4. Untuk mengetahui manifestasi klinik dari luka bakar.
5. Untuk mengetahui pemeriksaan penunjang dari luka bakar.
6. Untuk mengeatahui penatalaksanaan medis dari luka bakar.
7. Untuk mengetahui konsep asuhan keperawatan dari luka bakar.
BAB II
PEMBAHASAN
Luka Bakar adalah kerusakan secara langsung maupun yang tidak langsung pada
jaringan kulit yang tidak menutup kemungkinan sampai keorgan dalam,yang disebabkan
kontak langsung dengan sumber panas yaitu api, air atau uap panas, bahan kimia radiasi,arus
listrik dan suhu sangat dingin. Smeltzer dan Bare (2001).
Luka bakar adalah kerusakan atau kehilangan jaringan disebabkan kontak dengan
sumber panas seperti api, air panas, bahan kimia, listrik, dan radiasi. Sedangkan pendapat
lainnya, luka bakar adalah luka yang di sebabkan oleh kontak dengan suhu sperti api, air
panas, bahan kimia, radiasi, juga oleh kontak dengan suhu rendah (frost bite), Moenajat
(2001).
Luka bakar adalah hilang atau rusaknya sebagian jaringan tubuh yang disebabkan
oleh auma benda tajam atau tumpul, perubahan suhu, zat kimia, ledakan,sengatan listrik atau
gigitan hewan. Syamsulhidayat (2005).
Luka bakar itu adalah luka yang di sebabkan oleh kontak dengan suhu tingggi seperti
api, air panas, listrik,bahan kimia, dan radiasi. Luka ini dapat menyebabkan kerusakan
jaringan. Basbeth Karen (2004).
Luka bakar adalah suatu trauma yang disebabkan oleh panas, arus listrik, bahan kimia
dan petir yang mengenai kulit, mukosa dan jaringan yang lebih dalam.

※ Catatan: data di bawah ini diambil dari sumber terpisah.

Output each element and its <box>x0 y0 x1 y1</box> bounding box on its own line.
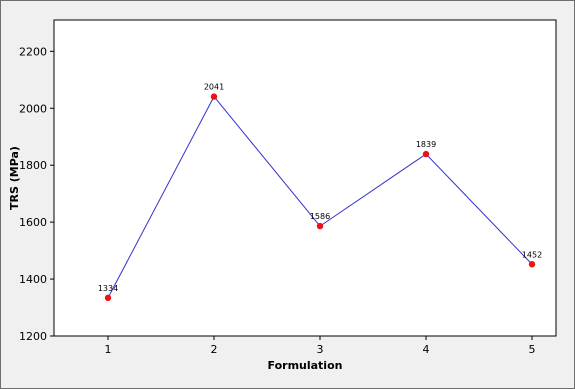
y-tick-label: 1800 <box>19 159 47 172</box>
y-tick-label: 1600 <box>19 216 47 229</box>
data-label: 1586 <box>310 212 330 221</box>
y-tick-label: 2200 <box>19 45 47 58</box>
x-tick-label: 2 <box>211 343 218 356</box>
data-point <box>210 93 218 100</box>
y-axis: 1200 1400 1600 1800 2000 2200 <box>19 45 54 343</box>
x-axis-title: Formulation <box>268 359 343 372</box>
x-tick-label: 5 <box>529 343 536 356</box>
plot-area <box>53 19 557 337</box>
data-point <box>104 294 112 302</box>
y-axis-title: TRS (MPa) <box>8 146 21 210</box>
x-axis: 1 2 3 4 5 <box>105 336 536 356</box>
data-label: 1839 <box>416 140 436 149</box>
data-label: 2041 <box>204 83 224 92</box>
data-point <box>316 222 324 230</box>
data-point <box>422 150 430 158</box>
x-tick-label: 1 <box>105 343 112 356</box>
data-markers <box>104 93 536 302</box>
data-label: 1452 <box>522 250 542 259</box>
y-tick-label: 2000 <box>19 102 47 115</box>
data-labels: 1334 2041 1586 1839 1452 <box>98 83 542 293</box>
x-tick-label: 4 <box>423 343 430 356</box>
x-tick-label: 3 <box>317 343 324 356</box>
y-tick-label: 1200 <box>19 330 47 343</box>
y-tick-label: 1400 <box>19 273 47 286</box>
data-label: 1334 <box>98 284 118 293</box>
data-point <box>528 261 536 268</box>
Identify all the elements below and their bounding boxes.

Luka bakar (combustio/burn) adalah cedera (injuri) sebagai akibat kontak langsung atau
terpapar dengan sumber-sumber panas (thermal), listrik (electrict), zat kimia (chemycal),
atau radiasi (radiation).
Luka bakar adalah rusak atau hilangnya jaringan yang disebabkan kontak dengan sumber
panas seperti kobaran api ditubuh (flame), jilatan api ketubuh (flash), terkena air panas
(scald), tersentuh benda panas (kontak panas), akibat sengatan listrik, akibat bahan-bahan
kimia, serta sengatan matahari (sunburn).
2.2 Etiologi Luka Bakar
a. Luka bakar suhu tinggi (Thermal Burn): gas, cairan, bahan padat
Luka bakar thermal burn biasanya disebabkan oleh air panas (scald), jilatan api
ketubuh (flash), kobaran api di tubuh (flam), dan akibat terpapar atau kontak dengan
objek-objek panas lainnya (logam panas, dan lain-lain) (Moenadjat, 2005).

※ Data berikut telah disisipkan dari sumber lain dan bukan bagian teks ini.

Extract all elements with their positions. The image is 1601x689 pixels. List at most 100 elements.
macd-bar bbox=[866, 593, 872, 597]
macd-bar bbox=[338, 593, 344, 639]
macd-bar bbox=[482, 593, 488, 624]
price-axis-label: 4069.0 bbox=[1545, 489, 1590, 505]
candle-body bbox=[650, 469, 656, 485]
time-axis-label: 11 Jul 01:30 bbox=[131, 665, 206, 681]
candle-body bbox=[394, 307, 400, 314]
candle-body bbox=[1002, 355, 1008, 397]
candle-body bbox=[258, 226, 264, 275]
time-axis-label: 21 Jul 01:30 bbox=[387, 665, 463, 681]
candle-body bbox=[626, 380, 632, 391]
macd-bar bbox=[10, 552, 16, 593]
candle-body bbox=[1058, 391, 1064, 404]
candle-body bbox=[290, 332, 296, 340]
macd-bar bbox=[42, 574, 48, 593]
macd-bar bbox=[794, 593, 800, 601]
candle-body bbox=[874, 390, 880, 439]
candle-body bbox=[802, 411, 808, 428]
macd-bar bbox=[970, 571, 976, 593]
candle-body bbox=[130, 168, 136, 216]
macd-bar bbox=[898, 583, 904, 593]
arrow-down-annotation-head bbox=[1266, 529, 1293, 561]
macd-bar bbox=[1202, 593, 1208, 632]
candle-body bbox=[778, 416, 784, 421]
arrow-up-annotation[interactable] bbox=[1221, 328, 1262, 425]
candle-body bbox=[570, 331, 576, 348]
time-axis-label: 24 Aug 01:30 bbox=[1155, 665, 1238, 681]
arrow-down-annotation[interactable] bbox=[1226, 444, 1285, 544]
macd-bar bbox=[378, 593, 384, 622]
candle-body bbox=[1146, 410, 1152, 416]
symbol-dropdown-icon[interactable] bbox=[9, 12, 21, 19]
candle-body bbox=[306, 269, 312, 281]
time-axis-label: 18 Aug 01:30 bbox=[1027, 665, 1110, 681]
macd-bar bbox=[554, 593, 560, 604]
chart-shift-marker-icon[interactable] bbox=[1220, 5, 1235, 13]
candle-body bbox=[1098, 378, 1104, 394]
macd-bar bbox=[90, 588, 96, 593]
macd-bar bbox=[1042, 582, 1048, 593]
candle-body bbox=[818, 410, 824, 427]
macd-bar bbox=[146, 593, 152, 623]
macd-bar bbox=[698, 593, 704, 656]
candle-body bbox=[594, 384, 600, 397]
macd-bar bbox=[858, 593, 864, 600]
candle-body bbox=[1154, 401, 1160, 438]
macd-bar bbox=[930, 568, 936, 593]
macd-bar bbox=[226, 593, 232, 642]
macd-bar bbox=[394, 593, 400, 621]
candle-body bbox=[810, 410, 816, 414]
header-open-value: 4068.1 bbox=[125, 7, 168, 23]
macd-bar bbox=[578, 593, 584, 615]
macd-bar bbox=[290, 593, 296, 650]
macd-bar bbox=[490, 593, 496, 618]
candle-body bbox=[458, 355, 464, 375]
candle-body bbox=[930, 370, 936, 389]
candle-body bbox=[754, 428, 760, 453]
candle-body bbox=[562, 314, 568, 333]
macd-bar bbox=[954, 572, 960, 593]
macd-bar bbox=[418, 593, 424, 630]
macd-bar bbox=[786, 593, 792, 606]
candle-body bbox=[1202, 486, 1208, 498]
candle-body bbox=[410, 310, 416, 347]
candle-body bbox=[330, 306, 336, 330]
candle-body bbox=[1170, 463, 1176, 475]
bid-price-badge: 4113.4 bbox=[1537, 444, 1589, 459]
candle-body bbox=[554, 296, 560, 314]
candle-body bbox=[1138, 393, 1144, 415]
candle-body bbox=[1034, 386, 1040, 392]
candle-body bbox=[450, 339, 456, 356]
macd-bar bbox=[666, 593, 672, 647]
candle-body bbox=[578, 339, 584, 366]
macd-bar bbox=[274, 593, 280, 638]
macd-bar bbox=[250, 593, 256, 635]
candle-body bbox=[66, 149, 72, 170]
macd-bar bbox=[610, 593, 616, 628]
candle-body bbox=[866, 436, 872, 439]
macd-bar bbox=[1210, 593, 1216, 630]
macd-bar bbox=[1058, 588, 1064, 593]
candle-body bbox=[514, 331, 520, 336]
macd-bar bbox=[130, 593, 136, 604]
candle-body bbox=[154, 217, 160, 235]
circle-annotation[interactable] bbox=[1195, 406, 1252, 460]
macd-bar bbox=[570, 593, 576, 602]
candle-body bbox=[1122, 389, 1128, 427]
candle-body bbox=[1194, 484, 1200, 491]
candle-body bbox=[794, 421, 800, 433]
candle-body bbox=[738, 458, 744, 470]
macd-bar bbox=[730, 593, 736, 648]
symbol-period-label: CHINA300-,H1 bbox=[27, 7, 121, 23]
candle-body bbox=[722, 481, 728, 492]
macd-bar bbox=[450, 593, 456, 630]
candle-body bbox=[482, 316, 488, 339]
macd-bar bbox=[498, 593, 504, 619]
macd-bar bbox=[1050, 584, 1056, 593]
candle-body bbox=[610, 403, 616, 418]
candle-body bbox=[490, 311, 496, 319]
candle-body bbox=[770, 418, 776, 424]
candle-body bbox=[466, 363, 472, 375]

Luka bakar bahan kimia biasanya disebabkan oleh asam kuat atau alkali yang
biasa digunakan dalam bidang industry militer ataupun bahan pembersih yang sering
digunakan untuk keperluan rumah tangga (Moenadjat, 2005).
Listrik menyebabkan kerusakan yang disebabkan karena arus, api dan ledakan.
Aliran listrik menjalar disepanjang bagian tubuh yang memiliki resistensi paling rendah.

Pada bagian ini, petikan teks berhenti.